Teresa looked suddenly hopeful. “Simón, do you think Papa has glue?”

 

“He won’t let
you
use it,” Simón said firmly. “But he might let me fix it for you.”

 

“Would you? You’re good at fixing things.” Teresa looked appealingly at her older brother.

 

“I’ll get it.” Simón slid out of his chair and hurried down the stairs.

 

Teresa disappeared briefly and returned, carrying a beautifully carved wooden doll in one arm and a snapped-off forearm in her free hand. “This is Victoria.” She made a face at her cowering little sister and added in a whisper, “Kidnapper!”

 

Elena had taught in wartime, and wounds and amputations had been grim realities for too many of her students. During recess periods her classroom had at times been filled with “wounded” dolls, some of them actually broken for verisimilitude by their frightened and enraged owners. She was an expert at supervising doll hospitals. By the time Simón returned with glue, Victoria had been laid out on a rag bed, and Teresa was vigorously persuading her to swallow imaginary morphine. Forgetting his disdain for girlish matters, Simón was persuaded to act as a surgeon. The operation was successful, and the hospital administrator was smothered in thanks, not only from the three children but from Marta Santos. “I don’t know what I’d have done if Teresa and Nita had stayed at each other’s throats,” she added in an undertone. “I imagine their father would have fixed Victoria eventually, but they’re happy this way. I hate it when it’s too cold for them to play out-of-doors properly.”

 

Elena modestly disclaimed thanks, and silently thought that she would have to actively pursue the unknown Father Bernardo about starting a school.

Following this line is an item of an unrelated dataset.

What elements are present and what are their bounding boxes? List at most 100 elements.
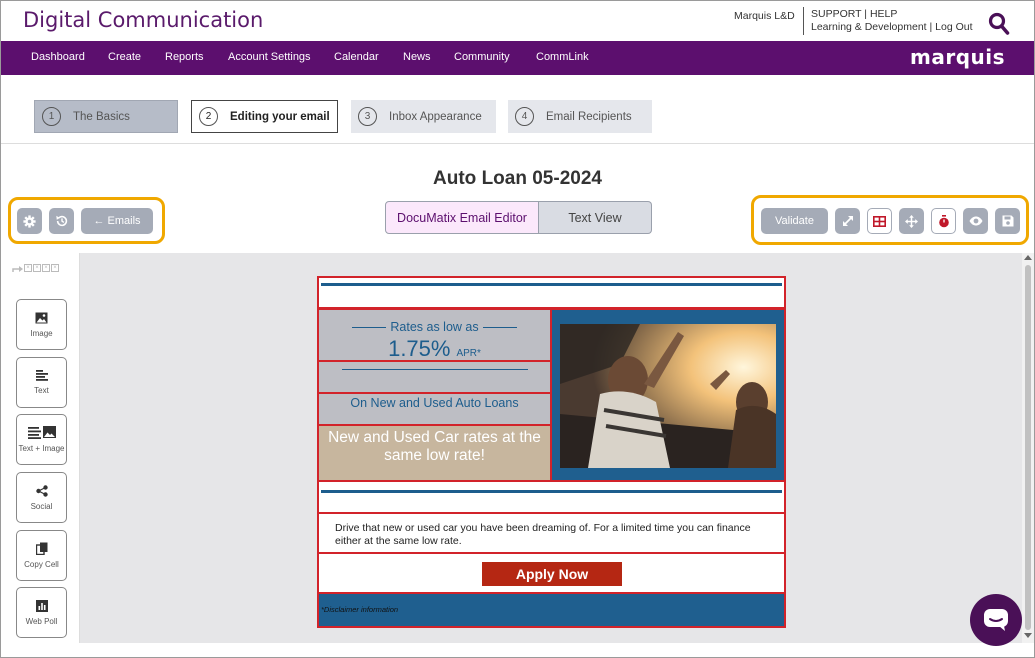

She remained, playing with the children and chatting with their mother, until striking church bells made her start up. “I should go,” she said regretfully. “I’ve taken up far too much of your afternoon. And my husband will be wondering where I am.”

 

Marta politely said that she had not noticed the time at all, and the children unanimously agreed that her visit had been a pleasure. The carpenter’s wife saw her to the door. “It was nice to meet you, Señora Fernández,” she said, holding out her hand. “Come again.”